Co-ordinates Defining Land Titles
Legislation was enacted in 1994 to benefit from the SDM process, such that co-ordinates will become the primary evidence for Title boundary definition in areas that have been proclaimed accordingly. The NT Surveyor General (SG) has recently proclaimed three areas where he has deemed the Survey Database is of sufficient quality for that purpose and co-ordinates now spatially define Land Titles in those areas. In the near future it will be mandatory that most survey content on Survey Plans defining Land Titles be lodged as XML files with evidence that the plan file has passed self-validation tests undertaken by the surveyor. The GA development team has provided the NT government with the technology and strategic advice to progress these automated digital workflows.
COMPLETE CASE STUDY MAY BE
PROOF OF CONCEPT
The Bureau of Land Management (BLM) is the US Federal agency responsible for the surveying and mapping of federally owned lands and native Indian lands. It administers more than 247.3 million acres of public lands.
Over recent years BLM was actively seeking technologies to replace its existing tools for the digital database storage and transfer of Public Land Survey System (PLSS) Townships, defined by survey plats.
BLM has since adopted the ESRI Parcel Fabric as the technology to manage that data as discussed HERE. Prior to that decision, Geodata Australia prepared a small Parcel Fabric as a Proof of Concept (PoC). GeoCadastre® (GC) was configured to import BLM digital data in the existing GMM structure and survey plat measurement data was also manually entered into GC. Co-ordinates to adjust the Parcel Fabric were sourced from a local surveyor to complete the adjustment of the dataset.

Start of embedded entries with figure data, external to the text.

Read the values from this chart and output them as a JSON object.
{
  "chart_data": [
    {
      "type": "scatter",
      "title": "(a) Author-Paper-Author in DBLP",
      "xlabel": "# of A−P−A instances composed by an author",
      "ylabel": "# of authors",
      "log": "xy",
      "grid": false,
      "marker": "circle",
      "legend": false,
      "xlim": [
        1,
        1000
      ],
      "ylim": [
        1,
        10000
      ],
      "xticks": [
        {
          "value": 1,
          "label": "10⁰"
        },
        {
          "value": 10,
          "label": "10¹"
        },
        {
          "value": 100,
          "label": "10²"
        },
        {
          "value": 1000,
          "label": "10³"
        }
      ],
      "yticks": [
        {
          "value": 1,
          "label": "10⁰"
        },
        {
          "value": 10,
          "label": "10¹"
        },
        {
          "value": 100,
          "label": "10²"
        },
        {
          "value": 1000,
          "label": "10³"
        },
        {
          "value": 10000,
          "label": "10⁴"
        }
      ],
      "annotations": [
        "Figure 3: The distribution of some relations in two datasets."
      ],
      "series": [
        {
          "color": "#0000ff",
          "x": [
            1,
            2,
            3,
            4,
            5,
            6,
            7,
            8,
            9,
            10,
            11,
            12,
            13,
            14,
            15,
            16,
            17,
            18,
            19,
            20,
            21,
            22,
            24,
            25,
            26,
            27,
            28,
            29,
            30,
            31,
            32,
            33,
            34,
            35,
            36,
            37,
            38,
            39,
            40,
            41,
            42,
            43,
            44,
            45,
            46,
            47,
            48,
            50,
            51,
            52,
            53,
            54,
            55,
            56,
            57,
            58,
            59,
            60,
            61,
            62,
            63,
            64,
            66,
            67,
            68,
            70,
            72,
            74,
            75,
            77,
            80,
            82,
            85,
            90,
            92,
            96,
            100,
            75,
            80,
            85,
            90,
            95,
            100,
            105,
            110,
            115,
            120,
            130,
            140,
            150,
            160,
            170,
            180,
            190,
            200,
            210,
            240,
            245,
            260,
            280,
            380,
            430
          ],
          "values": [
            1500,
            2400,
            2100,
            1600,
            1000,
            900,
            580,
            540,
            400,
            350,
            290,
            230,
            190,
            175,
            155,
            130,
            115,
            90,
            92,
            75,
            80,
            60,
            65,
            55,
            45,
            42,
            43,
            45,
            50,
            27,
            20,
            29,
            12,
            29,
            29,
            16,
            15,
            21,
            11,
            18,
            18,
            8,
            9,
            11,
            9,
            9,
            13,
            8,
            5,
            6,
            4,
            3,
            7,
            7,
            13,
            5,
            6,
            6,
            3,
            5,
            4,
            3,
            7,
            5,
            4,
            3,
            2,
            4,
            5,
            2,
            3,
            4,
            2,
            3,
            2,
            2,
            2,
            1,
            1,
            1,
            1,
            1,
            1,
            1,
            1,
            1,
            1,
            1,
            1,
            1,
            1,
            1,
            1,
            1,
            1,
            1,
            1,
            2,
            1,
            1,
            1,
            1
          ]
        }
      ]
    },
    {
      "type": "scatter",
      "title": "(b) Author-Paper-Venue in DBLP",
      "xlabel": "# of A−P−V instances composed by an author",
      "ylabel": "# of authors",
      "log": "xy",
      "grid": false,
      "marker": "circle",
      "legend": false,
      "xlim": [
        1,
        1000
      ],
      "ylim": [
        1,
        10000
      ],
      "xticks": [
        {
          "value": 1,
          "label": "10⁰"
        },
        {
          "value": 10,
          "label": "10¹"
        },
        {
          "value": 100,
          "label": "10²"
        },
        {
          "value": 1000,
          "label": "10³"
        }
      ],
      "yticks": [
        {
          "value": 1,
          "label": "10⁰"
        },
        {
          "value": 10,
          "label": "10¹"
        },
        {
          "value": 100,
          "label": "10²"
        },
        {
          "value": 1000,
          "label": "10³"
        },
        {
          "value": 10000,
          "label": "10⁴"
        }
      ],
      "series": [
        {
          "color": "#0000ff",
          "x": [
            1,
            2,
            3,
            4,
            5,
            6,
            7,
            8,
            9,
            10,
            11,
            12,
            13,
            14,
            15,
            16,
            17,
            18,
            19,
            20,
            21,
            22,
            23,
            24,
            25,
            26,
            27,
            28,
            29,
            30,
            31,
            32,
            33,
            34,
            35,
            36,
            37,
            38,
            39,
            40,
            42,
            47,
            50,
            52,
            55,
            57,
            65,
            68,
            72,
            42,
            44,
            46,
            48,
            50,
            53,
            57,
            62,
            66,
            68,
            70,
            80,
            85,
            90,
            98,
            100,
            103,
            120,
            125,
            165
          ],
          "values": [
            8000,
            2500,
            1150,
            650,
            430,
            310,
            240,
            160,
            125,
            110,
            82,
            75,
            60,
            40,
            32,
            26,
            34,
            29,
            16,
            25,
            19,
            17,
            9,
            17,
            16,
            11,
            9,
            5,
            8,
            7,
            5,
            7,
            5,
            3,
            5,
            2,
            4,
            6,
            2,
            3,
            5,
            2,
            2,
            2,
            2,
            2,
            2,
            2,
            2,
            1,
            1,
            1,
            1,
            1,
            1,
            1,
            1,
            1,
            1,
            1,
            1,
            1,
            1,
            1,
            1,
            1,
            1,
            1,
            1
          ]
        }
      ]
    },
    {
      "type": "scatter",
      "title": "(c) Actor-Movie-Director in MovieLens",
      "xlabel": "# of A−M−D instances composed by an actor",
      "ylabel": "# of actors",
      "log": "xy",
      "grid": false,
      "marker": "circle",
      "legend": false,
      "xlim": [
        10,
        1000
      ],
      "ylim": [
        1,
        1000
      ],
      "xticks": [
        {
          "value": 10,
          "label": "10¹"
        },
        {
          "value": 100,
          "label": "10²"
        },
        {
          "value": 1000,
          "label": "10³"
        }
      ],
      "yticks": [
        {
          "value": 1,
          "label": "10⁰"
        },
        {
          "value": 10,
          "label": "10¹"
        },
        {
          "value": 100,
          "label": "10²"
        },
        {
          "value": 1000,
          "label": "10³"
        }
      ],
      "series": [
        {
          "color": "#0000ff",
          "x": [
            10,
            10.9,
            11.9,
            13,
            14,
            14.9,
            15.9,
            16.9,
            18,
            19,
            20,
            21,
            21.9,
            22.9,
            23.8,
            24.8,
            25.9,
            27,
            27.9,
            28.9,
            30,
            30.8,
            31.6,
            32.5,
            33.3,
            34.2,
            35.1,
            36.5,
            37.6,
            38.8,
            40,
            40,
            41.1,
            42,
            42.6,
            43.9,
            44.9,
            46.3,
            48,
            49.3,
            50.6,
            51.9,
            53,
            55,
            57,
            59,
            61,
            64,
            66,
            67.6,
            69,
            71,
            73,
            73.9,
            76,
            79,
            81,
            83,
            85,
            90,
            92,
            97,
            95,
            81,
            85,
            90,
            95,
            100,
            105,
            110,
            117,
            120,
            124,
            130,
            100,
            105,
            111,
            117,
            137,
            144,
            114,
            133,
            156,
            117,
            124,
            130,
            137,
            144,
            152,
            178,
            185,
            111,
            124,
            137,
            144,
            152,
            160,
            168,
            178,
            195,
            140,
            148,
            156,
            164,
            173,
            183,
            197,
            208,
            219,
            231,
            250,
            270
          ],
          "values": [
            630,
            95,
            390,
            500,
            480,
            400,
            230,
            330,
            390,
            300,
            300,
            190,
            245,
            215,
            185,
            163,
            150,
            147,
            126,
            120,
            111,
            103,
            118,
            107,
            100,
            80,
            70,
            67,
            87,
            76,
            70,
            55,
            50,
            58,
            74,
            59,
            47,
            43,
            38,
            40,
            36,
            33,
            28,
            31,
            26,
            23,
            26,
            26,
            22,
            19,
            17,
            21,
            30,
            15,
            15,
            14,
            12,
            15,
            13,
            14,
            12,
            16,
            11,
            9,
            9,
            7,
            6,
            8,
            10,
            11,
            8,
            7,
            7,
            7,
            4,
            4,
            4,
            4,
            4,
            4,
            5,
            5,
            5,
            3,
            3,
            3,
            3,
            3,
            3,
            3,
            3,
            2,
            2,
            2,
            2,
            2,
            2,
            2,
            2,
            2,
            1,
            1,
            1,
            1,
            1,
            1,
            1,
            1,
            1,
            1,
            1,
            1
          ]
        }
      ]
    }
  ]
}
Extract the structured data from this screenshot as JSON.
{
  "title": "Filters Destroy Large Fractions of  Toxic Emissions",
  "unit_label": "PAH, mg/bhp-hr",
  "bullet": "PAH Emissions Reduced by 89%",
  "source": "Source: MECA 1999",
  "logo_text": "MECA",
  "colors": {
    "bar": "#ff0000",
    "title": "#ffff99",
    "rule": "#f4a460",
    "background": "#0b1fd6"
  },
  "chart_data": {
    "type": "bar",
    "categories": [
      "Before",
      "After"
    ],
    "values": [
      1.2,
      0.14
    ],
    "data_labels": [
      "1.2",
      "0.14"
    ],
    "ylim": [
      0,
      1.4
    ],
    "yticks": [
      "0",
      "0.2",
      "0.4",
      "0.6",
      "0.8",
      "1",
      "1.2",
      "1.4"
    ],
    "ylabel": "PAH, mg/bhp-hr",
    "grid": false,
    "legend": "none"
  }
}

Mount Diablo Summit-Building Roof Promenade & Beacon Tower, Constructed by Civilian Conservation Corps, 1939-42
On a clear day one can see more land from the top of Mount Diablo than from anywhere else in all of the Western States. Because of its prominent position, Mount Diablo is the starting point for the establishment of land boundaries throughout most of California and all of Nevada. The summit is the location of the "Initial Point," the north/south meridian, and east/west baseline intersection point that is the basis for most property boundaries.
In July 1851, Col. Leander Ransom, General Land Office Deputy Surveyor, labored to the top of Mt Diablo in oppressive summer heat. Under instructions from the Surveyor General for California, he was to establish an initial point at the summit, through which the new Mt Diablo base and meridian lines would run. He chiseled a hole in solid rock on the highest point and erected a flagpole to be used as a sight to establish monuments on the base and meridian lines. Ransom then went due south twelve miles and set additional monuments to establish the meridian line. He continued setting monuments due east, due north, and due west of the initial point on the summit of the mountain, thereby establishing the Mount Diablo Base and Meridian lines.
One year later, in 1852, R. D. Cutts of the United States Coast and Geodetic Survey traveled to the top of Mount Diablo on a mission to establish a survey marker for mapping surrounding waterways and topography. The point established by Cutts is now marked by a copper pin at the base of the concrete pillar, in the basement of the summit tower and also a rectangular-shaped depression in exposed bedrock three feet northwest of the copper bolt marks Ransom's initial point. In July of 1993, land surveyors from around California gathered on top of Mt. Diablo to celebrate the installation of a new plaque commemorating the survey makers on the summit of Mount Diablo. The new plaque was placed on a concrete pillar inside the basement of the summit tower.